Yes, v-cadherin basically is a marker of viable circulating endothelial cells and people that do not respond to metronomic cyclophosphamide have higher levels of transcript of v-cadherin genes. People that instead respond, that are stable disease for example, have lower levels of RNA transcripts of a gene and maintain stable during all their time on the therapy.
So it would be better to have a biomarker pre-treatment?
Yes, it’s nice to have a pre-treatment marker like genotype or at least after a very first injection of your injection or administration of your drug like a PK biomarker, pharmacokinetic biomarker, sorry. Yes, that’s the best picture that you can have. But, of course, there could be also after two months of treatment you still have the option to change your therapeutic approach, as shown by Francesco Bertolini, or after three weeks as we presented some data that we will publish soon in prostate cancer. Of course it’s a less interesting biomarker after two months, three months, four months of therapy because you cannot really change and affect the prognosis of your patients. But everything is still on an on-going pilot study so we have to be careful with that.

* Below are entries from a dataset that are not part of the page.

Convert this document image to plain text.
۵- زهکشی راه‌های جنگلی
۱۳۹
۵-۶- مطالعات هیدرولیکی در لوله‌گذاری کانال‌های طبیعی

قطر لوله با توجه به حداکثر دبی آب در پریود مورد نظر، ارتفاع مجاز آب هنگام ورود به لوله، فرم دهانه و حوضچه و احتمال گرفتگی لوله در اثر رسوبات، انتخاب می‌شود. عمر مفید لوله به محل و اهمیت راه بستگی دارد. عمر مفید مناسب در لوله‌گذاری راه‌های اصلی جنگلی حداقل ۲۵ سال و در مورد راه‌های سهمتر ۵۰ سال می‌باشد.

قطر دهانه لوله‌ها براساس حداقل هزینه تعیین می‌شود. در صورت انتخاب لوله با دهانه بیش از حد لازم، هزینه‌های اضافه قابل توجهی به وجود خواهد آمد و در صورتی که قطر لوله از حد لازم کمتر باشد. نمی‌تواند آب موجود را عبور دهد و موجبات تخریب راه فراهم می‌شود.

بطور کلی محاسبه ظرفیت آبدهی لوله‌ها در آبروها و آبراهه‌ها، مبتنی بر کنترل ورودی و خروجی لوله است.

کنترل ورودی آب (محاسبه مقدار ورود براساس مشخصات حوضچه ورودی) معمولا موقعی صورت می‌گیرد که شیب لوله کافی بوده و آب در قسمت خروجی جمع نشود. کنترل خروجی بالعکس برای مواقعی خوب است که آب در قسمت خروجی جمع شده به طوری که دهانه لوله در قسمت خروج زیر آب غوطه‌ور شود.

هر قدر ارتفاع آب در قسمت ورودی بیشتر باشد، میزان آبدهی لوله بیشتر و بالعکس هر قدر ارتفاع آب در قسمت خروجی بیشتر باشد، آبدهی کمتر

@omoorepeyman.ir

People administering metronomic treatment should be measuring pharmacokinetics?
Why is this?
Because I believe that metronomic chemotherapy is a matter not of the dose but the concentration of a steady state in patients. So you have to know the concentration of your drug in the patients to establish the activity of metronomic chemotherapy. In terms of principle you can monitor the concentration of your drugs in your patients during therapy and so you can adjust the dose based on your single patients to maintain the range of activity of metronomic chemotherapy.
What do you think the future holds for metronomics?
I’ve worked with metronomic chemotherapy for almost fifteen years and the future is not easy but with the, as also Nicolas André and Ed Pasquier have said, probably if this global initiative of metronomic chemotherapy can really change, or help to change, the perception of metronomic chemotherapy in oncologists and may help to do more research on this area. Because, honestly, research on this area is a kind of niche in the scientific community and we go further, we need a wider community to see what we have done in these years and how strong are the basis of metronomic chemotherapy built up with preclinical studies, pilot studies, now starting with phase III clinical studies. So there is a strong background should we choose to go ahead.